En efecto, de acuerdo al artículo 259° del CPP, se considera flagrancia en las siguientes circunstancias: “1. El agente es descubierto en la realización del hecho punible; 2. El agente acaba de cometer el hecho punible y es descubierto; 3. El agente ha huido y ha sido identificado durante o inmediatamente después de la perpetración del hecho punible, sea por el agraviado o por otra persona que haya presenciado el hecho, o por medio audiovisual, dispositivos o equipos con cuya tecnología se haya registrado su imagen, y es encontrado dentro de las veinticuatro (24) horas de producido el hecho punible; y 4. El agente es encontrado dentro de las veinticuatro (24) horas después de la perpetración del delito con efectos o instrumentos procedentes de aquel o que hubieren sido empleados para cometerlo o con señales en sí mismo o en su vestido que indiquen su probable autoría o participación en el hecho delictuoso.”.

La flagrancia no depende pues de una constatación directa del hecho, sino que hay que interpretar – por ejemplo, si es verosímil lo que dice la víctima o los testigos, o si los objetos encontrados están relacionados o no con el delito.

Tampoco hay que descartar la posibilidad de extorsión por parte de la policía. De hecho se han descubierto casos en los que la policía acusa a un imputado de flagrancia, no por corresponder a los hechos, sino por negarse a hacer un pago requerido.

Ahora, en los casos que se han mostrado todo parece indicar que ha habido flagrancia ya que hay de por medio vídeos, testigos directos, persecuciones, etc.

En cuanto al peligro de fuga o de alteración de pruebas (riesgo procesal), tanto el fiscal como el juez están obligados a hacer una rigurosa apreciación, sin que importe la gravedad del delito.

Otra de las razones para un porcentaje tan alto de liberaciones en relación a los detenidos por la Dirincri, podría tener que ver con un exceso de formalismo de parte de los fiscales, como algunos han dicho. Por ejemplo, que el atestado policial esté mal hecho. Difícil de creer que en casos tan graves, los representantes del Ministerio Público opten por esta actitud, cuando es visible que no lo hacen respecto a casos mucho menos graves (robos de celulares o de carteras, etc.).

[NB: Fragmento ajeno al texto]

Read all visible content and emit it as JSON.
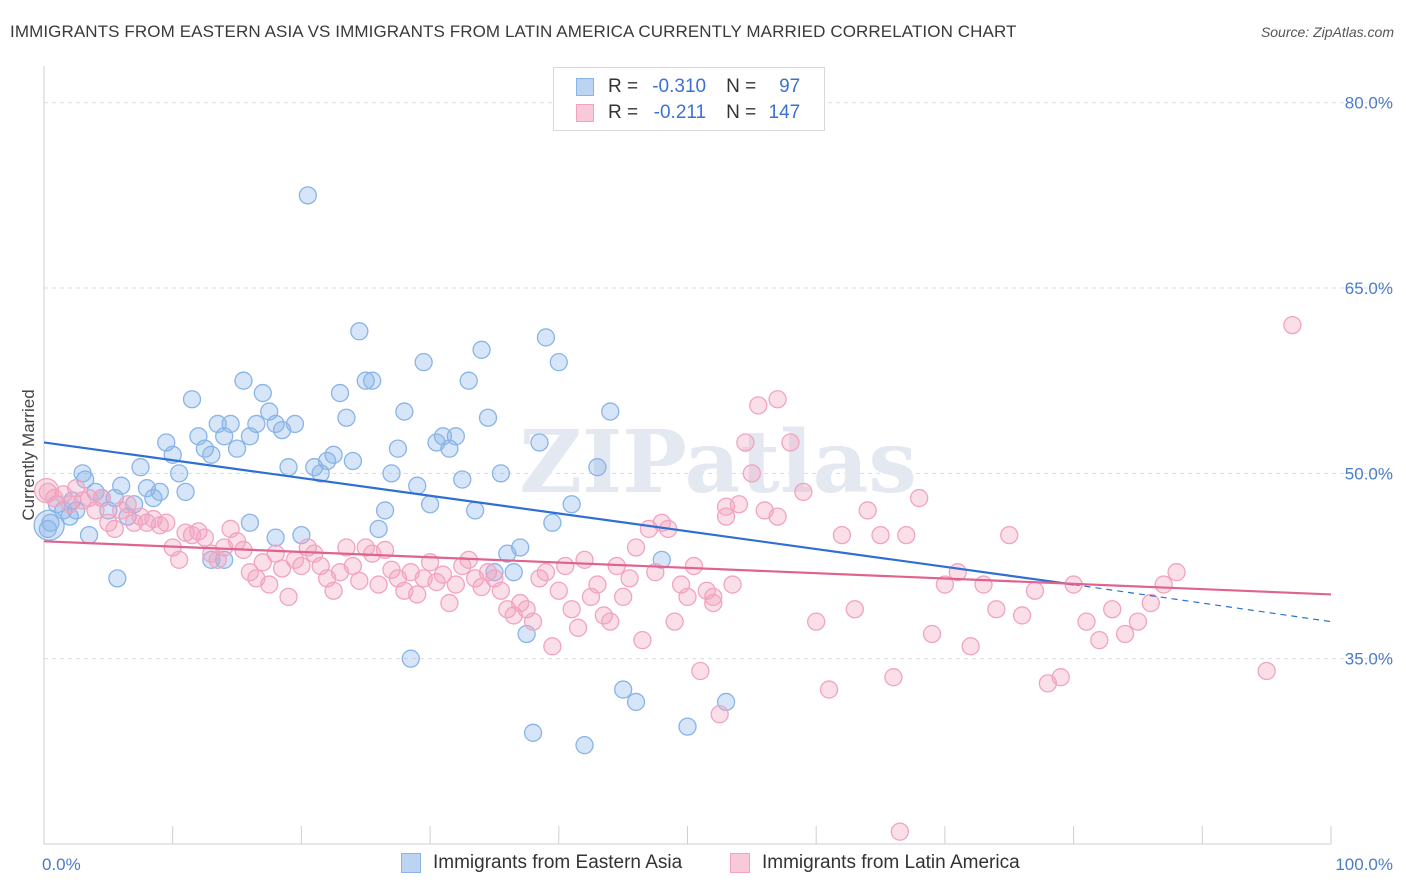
{
  "chart_data": {
    "type": "scatter",
    "title": "IMMIGRANTS FROM EASTERN ASIA VS IMMIGRANTS FROM LATIN AMERICA CURRENTLY MARRIED CORRELATION CHART",
    "source": "Source: ZipAtlas.com",
    "ylabel": "Currently Married",
    "xlabel": "",
    "xlim": [
      0,
      100
    ],
    "ylim": [
      20,
      82
    ],
    "y_ticks": [
      {
        "value": 80,
        "label": "80.0%"
      },
      {
        "value": 65,
        "label": "65.0%"
      },
      {
        "value": 50,
        "label": "50.0%"
      },
      {
        "value": 35,
        "label": "35.0%"
      }
    ],
    "x_tick_labels": {
      "left": "0.0%",
      "right": "100.0%"
    },
    "watermark": "ZIPatlas",
    "legend": {
      "r_label": "R =",
      "n_label": "N =",
      "entries": [
        {
          "r": "-0.310",
          "n": "97"
        },
        {
          "r": "-0.211",
          "n": "147"
        }
      ]
    },
    "series": [
      {
        "name": "Immigrants from Eastern Asia",
        "color": "#89b4e8",
        "line_color": "#2f6fd4",
        "trend": {
          "x0": 0,
          "y0": 52.5,
          "x1": 80,
          "y1": 41.0,
          "dash_to_x": 100,
          "dash_to_y": 38.0
        },
        "points": [
          [
            0.3,
            45.5
          ],
          [
            0.5,
            46
          ],
          [
            1.0,
            47.5
          ],
          [
            1.5,
            47
          ],
          [
            2,
            46.5
          ],
          [
            2.5,
            47
          ],
          [
            3,
            50
          ],
          [
            3.5,
            45
          ],
          [
            4,
            48.5
          ],
          [
            4.5,
            48
          ],
          [
            5,
            47
          ],
          [
            5.5,
            48
          ],
          [
            6,
            49
          ],
          [
            6.5,
            46.5
          ],
          [
            7,
            47.5
          ],
          [
            7.5,
            50.5
          ],
          [
            8,
            48.8
          ],
          [
            8.5,
            48
          ],
          [
            9,
            48.5
          ],
          [
            9.5,
            52.5
          ],
          [
            10,
            51.5
          ],
          [
            10.5,
            50
          ],
          [
            11,
            48.5
          ],
          [
            11.5,
            56
          ],
          [
            12,
            53
          ],
          [
            12.5,
            52
          ],
          [
            13,
            51.5
          ],
          [
            13.5,
            54
          ],
          [
            14,
            53
          ],
          [
            14.5,
            54
          ],
          [
            15,
            52
          ],
          [
            15.5,
            57.5
          ],
          [
            16,
            53
          ],
          [
            16.5,
            54
          ],
          [
            17,
            56.5
          ],
          [
            17.5,
            55
          ],
          [
            18,
            54
          ],
          [
            18.5,
            53.5
          ],
          [
            19,
            50.5
          ],
          [
            19.5,
            54
          ],
          [
            20,
            45
          ],
          [
            20.5,
            72.5
          ],
          [
            21,
            50.5
          ],
          [
            21.5,
            50
          ],
          [
            22,
            51
          ],
          [
            22.5,
            51.5
          ],
          [
            23,
            56.5
          ],
          [
            23.5,
            54.5
          ],
          [
            24,
            51
          ],
          [
            24.5,
            61.5
          ],
          [
            25,
            57.5
          ],
          [
            25.5,
            57.5
          ],
          [
            26,
            45.5
          ],
          [
            26.5,
            47
          ],
          [
            27,
            50
          ],
          [
            27.5,
            52
          ],
          [
            28,
            55
          ],
          [
            28.5,
            35
          ],
          [
            29,
            49
          ],
          [
            29.5,
            59
          ],
          [
            30,
            47.5
          ],
          [
            30.5,
            52.5
          ],
          [
            31,
            53
          ],
          [
            31.5,
            52
          ],
          [
            32,
            53
          ],
          [
            32.5,
            49.5
          ],
          [
            33,
            57.5
          ],
          [
            33.5,
            47
          ],
          [
            34,
            60
          ],
          [
            34.5,
            54.5
          ],
          [
            35,
            42
          ],
          [
            35.5,
            50
          ],
          [
            36,
            43.5
          ],
          [
            36.5,
            42
          ],
          [
            37,
            44
          ],
          [
            37.5,
            37
          ],
          [
            38,
            29
          ],
          [
            38.5,
            52.5
          ],
          [
            39,
            61
          ],
          [
            39.5,
            46
          ],
          [
            40,
            59
          ],
          [
            41,
            47.5
          ],
          [
            42,
            28
          ],
          [
            43,
            50.5
          ],
          [
            44,
            55
          ],
          [
            45,
            32.5
          ],
          [
            46,
            31.5
          ],
          [
            48,
            43
          ],
          [
            50,
            29.5
          ],
          [
            53,
            31.5
          ],
          [
            2.2,
            47.8
          ],
          [
            3.2,
            49.5
          ],
          [
            5.7,
            41.5
          ],
          [
            13,
            43
          ],
          [
            14,
            43
          ],
          [
            16,
            46
          ],
          [
            18,
            44.8
          ]
        ]
      },
      {
        "name": "Immigrants from Latin America",
        "color": "#f2a3bf",
        "line_color": "#e0628e",
        "trend": {
          "x0": 0,
          "y0": 44.5,
          "x1": 100,
          "y1": 40.2
        },
        "points": [
          [
            0.3,
            48.5
          ],
          [
            0.8,
            48
          ],
          [
            1.5,
            48.3
          ],
          [
            2,
            47.5
          ],
          [
            2.5,
            48.8
          ],
          [
            3,
            47.8
          ],
          [
            3.5,
            48
          ],
          [
            4,
            47
          ],
          [
            4.5,
            48
          ],
          [
            5,
            46
          ],
          [
            5.5,
            45.5
          ],
          [
            6,
            47
          ],
          [
            6.5,
            47.5
          ],
          [
            7,
            46
          ],
          [
            7.5,
            46.5
          ],
          [
            8,
            46
          ],
          [
            8.5,
            46.3
          ],
          [
            9,
            45.8
          ],
          [
            9.5,
            46
          ],
          [
            10,
            44
          ],
          [
            10.5,
            43
          ],
          [
            11,
            45.2
          ],
          [
            11.5,
            45
          ],
          [
            12,
            45.3
          ],
          [
            12.5,
            44.8
          ],
          [
            13,
            43.5
          ],
          [
            13.5,
            43
          ],
          [
            14,
            44
          ],
          [
            14.5,
            45.5
          ],
          [
            15,
            44.5
          ],
          [
            15.5,
            43.8
          ],
          [
            16,
            42
          ],
          [
            16.5,
            41.5
          ],
          [
            17,
            42.8
          ],
          [
            17.5,
            41
          ],
          [
            18,
            43.5
          ],
          [
            18.5,
            42.3
          ],
          [
            19,
            40
          ],
          [
            19.5,
            43
          ],
          [
            20,
            42.5
          ],
          [
            20.5,
            44
          ],
          [
            21,
            43.5
          ],
          [
            21.5,
            42.5
          ],
          [
            22,
            41.5
          ],
          [
            22.5,
            40.5
          ],
          [
            23,
            42
          ],
          [
            23.5,
            44
          ],
          [
            24,
            42.5
          ],
          [
            24.5,
            41.3
          ],
          [
            25,
            44
          ],
          [
            25.5,
            43.5
          ],
          [
            26,
            41
          ],
          [
            26.5,
            43.8
          ],
          [
            27,
            42.2
          ],
          [
            27.5,
            41.5
          ],
          [
            28,
            40.5
          ],
          [
            28.5,
            42
          ],
          [
            29,
            40.2
          ],
          [
            29.5,
            41.5
          ],
          [
            30,
            42.8
          ],
          [
            30.5,
            41.2
          ],
          [
            31,
            41.8
          ],
          [
            31.5,
            39.5
          ],
          [
            32,
            41
          ],
          [
            32.5,
            42.5
          ],
          [
            33,
            43
          ],
          [
            33.5,
            41.5
          ],
          [
            34,
            40.8
          ],
          [
            34.5,
            42
          ],
          [
            35,
            41.5
          ],
          [
            35.5,
            40.5
          ],
          [
            36,
            39
          ],
          [
            36.5,
            38.5
          ],
          [
            37,
            39.5
          ],
          [
            37.5,
            39
          ],
          [
            38,
            38
          ],
          [
            38.5,
            41.5
          ],
          [
            39,
            42
          ],
          [
            39.5,
            36
          ],
          [
            40,
            40.5
          ],
          [
            40.5,
            42.5
          ],
          [
            41,
            39
          ],
          [
            41.5,
            37.5
          ],
          [
            42,
            43
          ],
          [
            42.5,
            40
          ],
          [
            43,
            41
          ],
          [
            43.5,
            38.5
          ],
          [
            44,
            38
          ],
          [
            44.5,
            42.5
          ],
          [
            45,
            40
          ],
          [
            45.5,
            41.5
          ],
          [
            46,
            44
          ],
          [
            46.5,
            36.5
          ],
          [
            47,
            45.5
          ],
          [
            47.5,
            42
          ],
          [
            48,
            46
          ],
          [
            48.5,
            45.5
          ],
          [
            49,
            38
          ],
          [
            49.5,
            41
          ],
          [
            50,
            40
          ],
          [
            50.5,
            42.5
          ],
          [
            51,
            34
          ],
          [
            51.5,
            40.5
          ],
          [
            52,
            39.5
          ],
          [
            52.5,
            30.5
          ],
          [
            53,
            46.5
          ],
          [
            53.5,
            41
          ],
          [
            54,
            47.5
          ],
          [
            54.5,
            52.5
          ],
          [
            55,
            50
          ],
          [
            55.5,
            55.5
          ],
          [
            56,
            47
          ],
          [
            57,
            46.5
          ],
          [
            58,
            52.5
          ],
          [
            59,
            48.5
          ],
          [
            60,
            38
          ],
          [
            61,
            32.5
          ],
          [
            62,
            45
          ],
          [
            63,
            39
          ],
          [
            64,
            47
          ],
          [
            65,
            45
          ],
          [
            66,
            33.5
          ],
          [
            67,
            45
          ],
          [
            68,
            48
          ],
          [
            69,
            37
          ],
          [
            70,
            41
          ],
          [
            71,
            42
          ],
          [
            72,
            36
          ],
          [
            73,
            41
          ],
          [
            74,
            39
          ],
          [
            75,
            45
          ],
          [
            76,
            38.5
          ],
          [
            77,
            40.5
          ],
          [
            78,
            33
          ],
          [
            79,
            33.5
          ],
          [
            80,
            41
          ],
          [
            81,
            38
          ],
          [
            82,
            36.5
          ],
          [
            83,
            39
          ],
          [
            84,
            37
          ],
          [
            85,
            38
          ],
          [
            86,
            39.5
          ],
          [
            87,
            41
          ],
          [
            88,
            42
          ],
          [
            97,
            62
          ],
          [
            95,
            34
          ],
          [
            66.5,
            21
          ],
          [
            57,
            56
          ],
          [
            53,
            47.3
          ],
          [
            52,
            40
          ]
        ]
      }
    ],
    "bottom_legend": [
      "Immigrants from Eastern Asia",
      "Immigrants from Latin America"
    ]
  }
}
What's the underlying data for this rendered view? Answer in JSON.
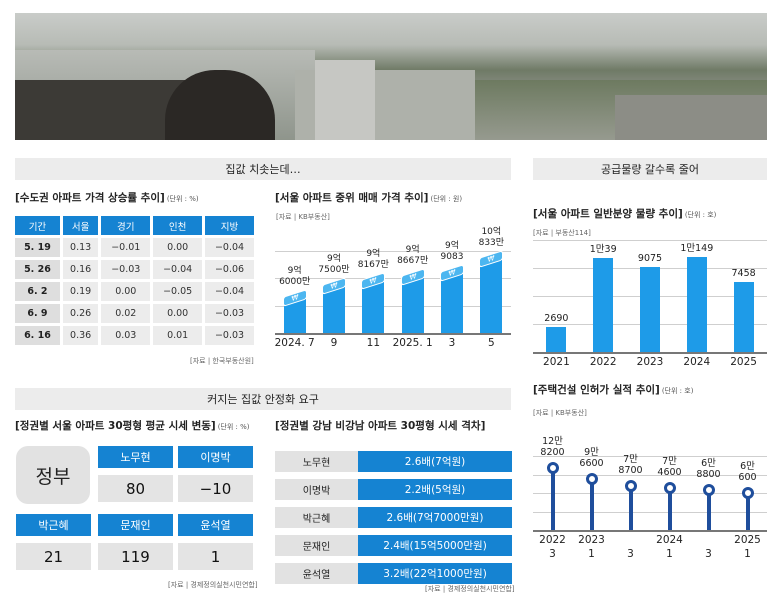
{
  "sections": {
    "top_left": "집값 치솟는데…",
    "top_right": "공급물량 갈수록 줄어",
    "bottom_left": "커지는 집값 안정화 요구"
  },
  "table1": {
    "title": "[수도권  아파트 가격 상승률 추이]",
    "unit": "(단위 : %)",
    "headers": [
      "기간",
      "서울",
      "경기",
      "인천",
      "지방"
    ],
    "rows": [
      [
        "5. 19",
        "0.13",
        "−0.01",
        "0.00",
        "−0.04"
      ],
      [
        "5. 26",
        "0.16",
        "−0.03",
        "−0.04",
        "−0.06"
      ],
      [
        "6. 2",
        "0.19",
        "0.00",
        "−0.05",
        "−0.04"
      ],
      [
        "6. 9",
        "0.26",
        "0.02",
        "0.00",
        "−0.03"
      ],
      [
        "6. 16",
        "0.36",
        "0.03",
        "0.01",
        "−0.03"
      ]
    ],
    "source": "[자료 | 한국부동산원]"
  },
  "grid1": {
    "title": "[정권별 서울 아파트 30평형 평균 시세 변동]",
    "unit": "(단위 : %)",
    "corner": "정부",
    "items": [
      {
        "name": "노무현",
        "value": "80"
      },
      {
        "name": "이명박",
        "value": "−10"
      },
      {
        "name": "박근혜",
        "value": "21"
      },
      {
        "name": "문재인",
        "value": "119"
      },
      {
        "name": "윤석열",
        "value": "1"
      }
    ],
    "source": "[자료 | 경제정의실천시민연합]"
  },
  "gap_table": {
    "title": "[정권별 강남 비강남 아파트 30평형 시세 격차]",
    "rows": [
      {
        "name": "노무현",
        "value": "2.6배(7억원)"
      },
      {
        "name": "이명박",
        "value": "2.2배(5억원)"
      },
      {
        "name": "박근혜",
        "value": "2.6배(7억7000만원)"
      },
      {
        "name": "문재인",
        "value": "2.4배(15억5000만원)"
      },
      {
        "name": "윤석열",
        "value": "3.2배(22억1000만원)"
      }
    ],
    "source": "[자료 | 경제정의실천시민연합]"
  },
  "colors": {
    "accent": "#1583d2",
    "bar": "#1e9be8",
    "lollipop": "#1f4e9c"
  },
  "chart_data": [
    {
      "type": "bar",
      "title": "[서울 아파트 중위 매매 가격 추이]",
      "unit": "(단위 : 원)",
      "source": "[자료 | KB부동산]",
      "categories": [
        "2024. 7",
        "9",
        "11",
        "2025. 1",
        "3",
        "5"
      ],
      "values": [
        960000000,
        975000000,
        981670000,
        986670000,
        990830000,
        1008330000
      ],
      "data_labels": [
        [
          "9억",
          "6000만"
        ],
        [
          "9억",
          "7500만"
        ],
        [
          "9억",
          "8167만"
        ],
        [
          "9억",
          "8667만"
        ],
        [
          "9억",
          "9083"
        ],
        [
          "10억",
          "833만"
        ]
      ],
      "ylim": [
        918000000,
        1020000000
      ],
      "grid": true
    },
    {
      "type": "bar",
      "title": "[서울 아파트 일반분양 물량 추이]",
      "unit": "(단위 : 호)",
      "source": "[자료 | 부동산114]",
      "categories": [
        "2021",
        "2022",
        "2023",
        "2024",
        "2025"
      ],
      "values": [
        2690,
        10039,
        9075,
        10149,
        7458
      ],
      "data_labels": [
        "2690",
        "1만39",
        "9075",
        "1만149",
        "7458"
      ],
      "ylim": [
        0,
        12000
      ],
      "grid": true
    },
    {
      "type": "line",
      "style": "lollipop",
      "title": "[주택건설 인허가 실적 추이]",
      "unit": "(단위 : 호)",
      "source": "[자료 | KB부동산]",
      "categories": [
        [
          "2022",
          "3"
        ],
        [
          "2023",
          "1"
        ],
        [
          "",
          "3"
        ],
        [
          "2024",
          "1"
        ],
        [
          "",
          "3"
        ],
        [
          "2025",
          "1"
        ]
      ],
      "values": [
        128200,
        96600,
        78700,
        74600,
        68800,
        60600
      ],
      "data_labels": [
        [
          "12만",
          "8200"
        ],
        [
          "9만",
          "6600"
        ],
        [
          "7만",
          "8700"
        ],
        [
          "7만",
          "4600"
        ],
        [
          "6만",
          "8800"
        ],
        [
          "6만",
          "600"
        ]
      ],
      "ylim": [
        -40000,
        160000
      ],
      "grid": true
    }
  ]
}
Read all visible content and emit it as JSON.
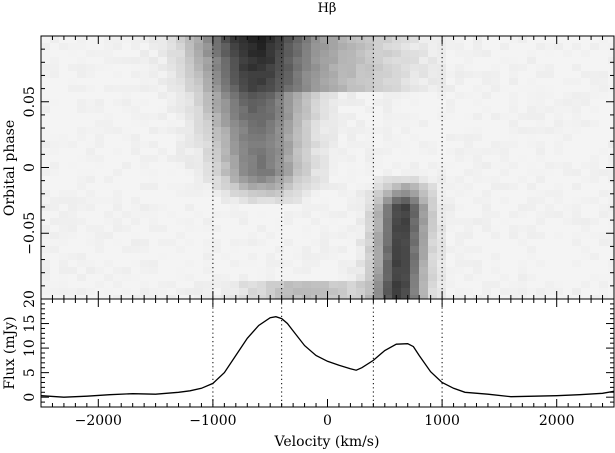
{
  "chart_data": [
    {
      "type": "heatmap",
      "title": "Hβ",
      "xlabel": "",
      "ylabel": "Orbital phase",
      "xlim": [
        -2500,
        2500
      ],
      "ylim": [
        -0.1,
        0.1
      ],
      "yticks": [
        0.05,
        0,
        -0.05
      ],
      "ytick_labels": [
        "0.05",
        "0",
        "−0.05"
      ],
      "colormap": "grayscale, darker = stronger emission",
      "features": [
        {
          "name": "blue emission component",
          "velocity_range": [
            -900,
            -300
          ],
          "phase_range": [
            -0.02,
            0.1
          ]
        },
        {
          "name": "red emission component",
          "velocity_range": [
            400,
            850
          ],
          "phase_range": [
            -0.1,
            -0.02
          ]
        }
      ],
      "reference_lines_velocity": [
        -1000,
        -400,
        400,
        1000
      ]
    },
    {
      "type": "line",
      "xlabel": "Velocity (km/s)",
      "ylabel": "Flux (mJy)",
      "xlim": [
        -2500,
        2500
      ],
      "ylim": [
        -2,
        20
      ],
      "xticks": [
        -2000,
        -1000,
        0,
        1000,
        2000
      ],
      "xtick_labels": [
        "−2000",
        "−1000",
        "0",
        "1000",
        "2000"
      ],
      "yticks": [
        0,
        5,
        10,
        15,
        20
      ],
      "ytick_labels": [
        "0",
        "5",
        "10",
        "15",
        "20"
      ],
      "reference_lines_velocity": [
        -1000,
        -400,
        400,
        1000
      ],
      "series": [
        {
          "x": [
            -2500,
            -2300,
            -2100,
            -1900,
            -1700,
            -1500,
            -1300,
            -1200,
            -1100,
            -1000,
            -900,
            -800,
            -700,
            -600,
            -500,
            -450,
            -400,
            -350,
            -300,
            -200,
            -100,
            0,
            100,
            200,
            250,
            300,
            400,
            500,
            600,
            700,
            750,
            800,
            900,
            1000,
            1100,
            1200,
            1400,
            1600,
            1800,
            2000,
            2200,
            2400,
            2500
          ],
          "y": [
            0.3,
            0.0,
            0.2,
            0.5,
            0.7,
            0.6,
            1.0,
            1.3,
            1.8,
            2.8,
            5.0,
            8.5,
            12.0,
            14.6,
            16.2,
            16.4,
            16.0,
            15.0,
            13.5,
            10.5,
            8.5,
            7.3,
            6.5,
            5.8,
            5.5,
            6.0,
            7.5,
            9.5,
            10.8,
            10.9,
            10.3,
            8.5,
            5.2,
            3.0,
            1.8,
            1.0,
            0.6,
            0.1,
            0.2,
            0.3,
            0.5,
            0.8,
            1.2
          ]
        }
      ]
    }
  ]
}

¿Temor? Felizmente hasta ahora no se ha visto represalias contra los fiscales y jueces que en este tipo de casos se pronuncian a favor de la PP.

¿Corrupción? Es una variable que no hay que descartar especialmente en este tipo de casos, ya que en la mayoría de ellos hay de por medio grandes cantidades de recursos. La única manera de saberlo es analizando lo diversos casos. Si la motivación para la liberación es pobre en términos de argumentos, frente a los presentados por la policía, será obviamente, un indicio.

Reiteramos que es muy importante llegar al fondo del asunto a partir de la información que puedan proporcionar las diferentes autoridades involucradas.